[Please see also Madison Cawein’s Louisville II.]
My family recently traveled to Louisville, Kentucky in order to visit some of the important locations in Madison Cawein’s life and work. (See my other posts on Cawein here.) My photographs and commentary, along with some archival images (which are screenshots of pictures from Otto Rothert’s The Story of a Poet) for the purpose of comparison, can be found below.
This home, where Madison Cawein wrote over half of his books, is located at the southeast corner of Nineteenth and Market Streets. Madison lived here with his parents, Dr. William and Christina Cawein, from 1886 to 1903. It is no longer a private residence, as it is now the location of the Neurath-Schoppenhorst Funeral Home. The front porch is an addition / extension that was not present during Madison’s time.
Once Madison married Gertrude Foster McKelvey in June 1903, they moved into this home on the north side of Burnett Avenue, between First and Second Streets. In the present day, it seems that this building has been divided into three separate apartments.
From June 1907 to January 1914, Madison, Gertrude, their son Preston Hamilton, and Gertrude’s father and stepmother lived in this residence, which is located in the St. James Court neighborhood of Louisville. St. James Court and nearby Belgravia Court are two of the most beautiful, peaceful historic neighborhoods I’ve ever seen, with gorgeous Victorian homes, lush gardens and landscapes, tree-lined streets and sidewalks, and a lovely park and fountain in the center. Madison’s home, which is one of the prettiest on the street, features a historical plaque commemorating his life there. In his time, the interior boasted an extensive library, which is shown in the archival photo above. This home is still a private residence today.
Following a downturn in their financial fortunes, Madison and his family were forced to move across the street into this three-storey apartment building, where he lived until his death in December 1914. (When it was first constructed, the building had six storeys–which its neighbors on St. James Court were not pleased with–but it was reduced to three floors after a fire broke out in the upper levels.) It is still a condominium today.

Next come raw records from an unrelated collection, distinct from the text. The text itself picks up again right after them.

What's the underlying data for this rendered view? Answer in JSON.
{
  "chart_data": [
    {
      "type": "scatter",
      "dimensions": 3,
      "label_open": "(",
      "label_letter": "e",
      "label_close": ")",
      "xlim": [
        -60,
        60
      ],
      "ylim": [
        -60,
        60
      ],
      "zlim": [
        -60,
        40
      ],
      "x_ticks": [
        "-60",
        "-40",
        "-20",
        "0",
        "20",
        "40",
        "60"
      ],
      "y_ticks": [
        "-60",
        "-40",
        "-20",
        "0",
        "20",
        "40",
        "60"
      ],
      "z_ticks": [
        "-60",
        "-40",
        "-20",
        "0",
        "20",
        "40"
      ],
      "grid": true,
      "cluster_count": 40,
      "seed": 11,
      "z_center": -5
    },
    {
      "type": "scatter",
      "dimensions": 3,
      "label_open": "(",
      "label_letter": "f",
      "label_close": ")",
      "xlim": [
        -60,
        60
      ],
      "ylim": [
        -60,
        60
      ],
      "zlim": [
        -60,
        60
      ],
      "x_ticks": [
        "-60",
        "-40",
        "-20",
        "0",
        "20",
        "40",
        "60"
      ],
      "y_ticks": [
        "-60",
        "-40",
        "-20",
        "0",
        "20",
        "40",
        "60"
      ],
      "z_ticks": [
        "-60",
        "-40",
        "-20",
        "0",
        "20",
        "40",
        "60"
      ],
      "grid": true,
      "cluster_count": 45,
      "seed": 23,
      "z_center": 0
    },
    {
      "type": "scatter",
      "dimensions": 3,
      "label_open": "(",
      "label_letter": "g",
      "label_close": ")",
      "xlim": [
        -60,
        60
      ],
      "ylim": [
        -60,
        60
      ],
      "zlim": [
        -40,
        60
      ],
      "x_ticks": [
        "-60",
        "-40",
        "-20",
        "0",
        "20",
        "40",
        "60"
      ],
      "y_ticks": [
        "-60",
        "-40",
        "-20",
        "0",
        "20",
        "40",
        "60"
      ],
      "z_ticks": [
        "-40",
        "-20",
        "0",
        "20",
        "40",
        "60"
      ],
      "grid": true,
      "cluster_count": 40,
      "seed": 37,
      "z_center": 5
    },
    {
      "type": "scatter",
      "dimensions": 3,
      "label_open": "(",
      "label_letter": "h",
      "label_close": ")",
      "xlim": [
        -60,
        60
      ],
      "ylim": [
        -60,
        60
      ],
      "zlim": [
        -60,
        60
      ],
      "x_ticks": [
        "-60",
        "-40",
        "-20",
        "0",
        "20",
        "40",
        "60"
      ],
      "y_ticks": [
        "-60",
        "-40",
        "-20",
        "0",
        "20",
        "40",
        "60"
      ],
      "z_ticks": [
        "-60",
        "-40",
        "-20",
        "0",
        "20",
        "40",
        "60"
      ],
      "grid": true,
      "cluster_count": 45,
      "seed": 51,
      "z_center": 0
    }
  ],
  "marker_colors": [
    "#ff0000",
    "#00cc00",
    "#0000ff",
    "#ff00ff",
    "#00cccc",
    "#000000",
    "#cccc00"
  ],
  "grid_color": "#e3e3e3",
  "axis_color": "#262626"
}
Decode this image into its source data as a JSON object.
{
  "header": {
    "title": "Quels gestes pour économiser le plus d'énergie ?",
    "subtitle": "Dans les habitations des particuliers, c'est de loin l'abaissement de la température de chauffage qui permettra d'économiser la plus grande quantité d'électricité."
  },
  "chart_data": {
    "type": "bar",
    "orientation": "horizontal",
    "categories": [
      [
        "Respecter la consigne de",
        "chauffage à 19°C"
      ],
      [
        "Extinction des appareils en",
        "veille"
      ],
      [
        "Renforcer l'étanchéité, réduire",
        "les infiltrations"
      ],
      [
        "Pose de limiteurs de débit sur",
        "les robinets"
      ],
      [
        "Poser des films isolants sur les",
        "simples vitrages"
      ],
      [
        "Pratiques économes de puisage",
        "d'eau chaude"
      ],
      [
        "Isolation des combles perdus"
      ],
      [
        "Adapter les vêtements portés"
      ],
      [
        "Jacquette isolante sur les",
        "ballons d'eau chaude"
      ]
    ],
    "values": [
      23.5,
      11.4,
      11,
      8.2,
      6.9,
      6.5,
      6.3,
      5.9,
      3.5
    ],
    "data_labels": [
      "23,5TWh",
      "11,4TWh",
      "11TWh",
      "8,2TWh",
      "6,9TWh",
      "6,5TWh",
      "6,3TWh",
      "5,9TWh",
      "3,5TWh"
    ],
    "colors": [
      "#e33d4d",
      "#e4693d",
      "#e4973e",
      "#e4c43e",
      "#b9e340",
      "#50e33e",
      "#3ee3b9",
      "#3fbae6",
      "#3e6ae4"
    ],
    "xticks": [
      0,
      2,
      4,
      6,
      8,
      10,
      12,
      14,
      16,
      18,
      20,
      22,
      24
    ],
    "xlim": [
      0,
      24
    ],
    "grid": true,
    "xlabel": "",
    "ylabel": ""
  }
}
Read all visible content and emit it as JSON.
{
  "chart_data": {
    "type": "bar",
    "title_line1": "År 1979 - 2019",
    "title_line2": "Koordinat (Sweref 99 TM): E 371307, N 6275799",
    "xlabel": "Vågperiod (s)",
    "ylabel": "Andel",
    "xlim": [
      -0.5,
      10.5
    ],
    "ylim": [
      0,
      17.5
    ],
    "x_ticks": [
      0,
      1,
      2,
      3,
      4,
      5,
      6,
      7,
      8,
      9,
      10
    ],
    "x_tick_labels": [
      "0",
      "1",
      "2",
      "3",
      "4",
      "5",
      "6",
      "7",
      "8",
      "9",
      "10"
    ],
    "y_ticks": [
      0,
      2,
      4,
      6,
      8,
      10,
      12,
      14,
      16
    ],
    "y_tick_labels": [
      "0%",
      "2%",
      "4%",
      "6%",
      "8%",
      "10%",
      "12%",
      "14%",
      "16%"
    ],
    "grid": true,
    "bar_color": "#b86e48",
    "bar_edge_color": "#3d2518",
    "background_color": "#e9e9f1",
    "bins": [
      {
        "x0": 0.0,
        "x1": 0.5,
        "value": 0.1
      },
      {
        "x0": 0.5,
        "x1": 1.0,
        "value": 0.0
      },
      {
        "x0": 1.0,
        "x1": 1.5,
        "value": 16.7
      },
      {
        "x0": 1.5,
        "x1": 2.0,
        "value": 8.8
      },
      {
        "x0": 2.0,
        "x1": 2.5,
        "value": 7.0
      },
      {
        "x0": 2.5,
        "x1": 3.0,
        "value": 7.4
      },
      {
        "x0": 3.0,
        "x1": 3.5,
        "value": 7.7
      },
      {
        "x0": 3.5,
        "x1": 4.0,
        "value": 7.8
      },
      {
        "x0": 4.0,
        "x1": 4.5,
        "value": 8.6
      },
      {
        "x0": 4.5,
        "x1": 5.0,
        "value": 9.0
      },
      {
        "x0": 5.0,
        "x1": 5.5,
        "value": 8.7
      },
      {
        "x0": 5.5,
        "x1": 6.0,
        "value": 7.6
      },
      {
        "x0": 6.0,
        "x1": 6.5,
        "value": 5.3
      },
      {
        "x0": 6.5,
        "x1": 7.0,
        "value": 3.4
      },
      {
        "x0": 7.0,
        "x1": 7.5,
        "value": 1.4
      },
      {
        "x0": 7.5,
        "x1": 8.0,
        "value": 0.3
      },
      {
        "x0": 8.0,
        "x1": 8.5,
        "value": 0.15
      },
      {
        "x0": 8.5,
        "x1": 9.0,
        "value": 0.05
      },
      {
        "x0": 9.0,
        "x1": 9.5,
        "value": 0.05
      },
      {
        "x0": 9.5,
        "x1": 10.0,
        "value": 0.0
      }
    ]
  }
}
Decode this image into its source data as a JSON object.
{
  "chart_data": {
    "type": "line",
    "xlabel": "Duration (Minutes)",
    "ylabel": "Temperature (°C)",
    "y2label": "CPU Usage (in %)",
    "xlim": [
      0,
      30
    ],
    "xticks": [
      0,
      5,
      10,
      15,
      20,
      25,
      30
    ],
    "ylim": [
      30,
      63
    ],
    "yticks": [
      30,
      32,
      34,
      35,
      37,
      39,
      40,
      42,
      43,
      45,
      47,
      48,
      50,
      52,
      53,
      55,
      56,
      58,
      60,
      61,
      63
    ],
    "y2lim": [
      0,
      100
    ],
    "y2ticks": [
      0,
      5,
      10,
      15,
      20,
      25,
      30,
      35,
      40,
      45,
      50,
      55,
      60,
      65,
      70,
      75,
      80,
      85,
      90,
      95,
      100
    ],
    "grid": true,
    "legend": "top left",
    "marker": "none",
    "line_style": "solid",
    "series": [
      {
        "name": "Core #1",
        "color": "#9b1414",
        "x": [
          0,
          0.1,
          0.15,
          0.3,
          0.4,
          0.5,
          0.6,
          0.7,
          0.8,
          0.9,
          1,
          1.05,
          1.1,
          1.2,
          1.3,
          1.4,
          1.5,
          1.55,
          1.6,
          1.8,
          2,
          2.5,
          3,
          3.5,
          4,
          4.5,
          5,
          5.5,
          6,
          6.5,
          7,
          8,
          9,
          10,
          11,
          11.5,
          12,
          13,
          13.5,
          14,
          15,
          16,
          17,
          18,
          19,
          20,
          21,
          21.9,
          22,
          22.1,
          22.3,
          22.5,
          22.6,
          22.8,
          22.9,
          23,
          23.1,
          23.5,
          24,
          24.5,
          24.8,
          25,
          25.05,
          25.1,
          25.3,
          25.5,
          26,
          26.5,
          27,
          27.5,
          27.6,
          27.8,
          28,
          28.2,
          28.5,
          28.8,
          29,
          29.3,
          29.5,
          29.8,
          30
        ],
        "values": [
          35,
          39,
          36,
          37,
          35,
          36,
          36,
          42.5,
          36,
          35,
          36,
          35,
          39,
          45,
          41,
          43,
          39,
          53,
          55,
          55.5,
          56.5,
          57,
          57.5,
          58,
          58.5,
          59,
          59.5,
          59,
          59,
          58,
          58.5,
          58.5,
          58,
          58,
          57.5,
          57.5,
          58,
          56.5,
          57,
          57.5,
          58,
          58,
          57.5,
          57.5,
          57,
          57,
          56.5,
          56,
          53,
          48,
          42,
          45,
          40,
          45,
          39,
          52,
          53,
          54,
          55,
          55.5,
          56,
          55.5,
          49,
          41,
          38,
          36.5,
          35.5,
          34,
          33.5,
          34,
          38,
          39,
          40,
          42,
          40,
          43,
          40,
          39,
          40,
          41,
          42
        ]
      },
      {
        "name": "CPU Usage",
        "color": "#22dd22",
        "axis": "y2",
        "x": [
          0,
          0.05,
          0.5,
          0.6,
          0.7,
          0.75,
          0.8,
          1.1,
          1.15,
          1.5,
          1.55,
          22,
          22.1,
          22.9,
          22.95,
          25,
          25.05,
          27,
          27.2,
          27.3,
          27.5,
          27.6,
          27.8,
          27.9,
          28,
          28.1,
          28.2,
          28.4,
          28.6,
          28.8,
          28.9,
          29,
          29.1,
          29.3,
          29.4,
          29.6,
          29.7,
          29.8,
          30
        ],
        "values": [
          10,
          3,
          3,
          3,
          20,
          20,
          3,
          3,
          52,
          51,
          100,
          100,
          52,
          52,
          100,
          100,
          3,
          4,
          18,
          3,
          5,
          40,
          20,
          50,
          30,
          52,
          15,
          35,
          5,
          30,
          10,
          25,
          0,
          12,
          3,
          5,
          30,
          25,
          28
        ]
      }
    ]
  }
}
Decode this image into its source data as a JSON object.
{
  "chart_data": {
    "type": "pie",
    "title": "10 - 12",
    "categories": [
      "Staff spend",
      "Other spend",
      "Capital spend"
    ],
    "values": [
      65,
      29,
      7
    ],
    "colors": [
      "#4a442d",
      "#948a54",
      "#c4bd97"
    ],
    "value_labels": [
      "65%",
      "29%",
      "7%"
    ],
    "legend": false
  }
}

This is the church were Madison and Gertrude were married; it is located next to St. James Court. During his time it was known as St. Paul’s Episcopal Church, but today it has become the West End Baptist Church.
This is the Louisville Free Public Library, which features beautiful architecture both inside and out. It contains a bust of Madison Cawein, sculpted by J.L. Roop, next to the second floor reference desk; the bust was presented to the library in April 1913. The library’s collection of materials on Kentucky history includes two scrapbooks of newspaper clippings (from Louisville and elsewhere) on Madison Cawein’s life and work. I’ve read many of these articles before, as most of them are reprinted in Otto Rothert’s The Story of a Poet, but I found the act of paging through these scrapbooks to be a moving experience: the articles themselves are faded but still in fine condition, while the brittle pages to which they are taped were literally crumbling to pieces beneath my fingertips. I felt an overwhelming impression of how deeply Madison’s family, friends, and admirers loved both the man and his work–of how his finest poetry transcends time.
I also came across an interesting reference to a medallion portrait of Madison Cawein that was presented to the Louisville Free Public Library in February 1922. Alas, the medallion is no longer to be found in the library; it’s possible that it now resides somewhere in City Hall. I have inserted a scanned photocopy of the salient newspaper article here, as there is no mention of the medallion made in Rothert’s book.
This is the grave site of Madison, Gertrude, and William Cawein, which can be found in Louisville’s Cave Hill Cemetery. As can be seen in the photos above, Madison and Gertrude’s tombstones are surprisingly simple and modest.
And lastly, here’s a picture of me by the St. James Court fountain, with Madison Cawein’s third residence in the background. Just as Madison’s poetry expresses his abiding love for his Kentucky home, Louisville’s fascinating history shines through the beauty of its homes and landscapes.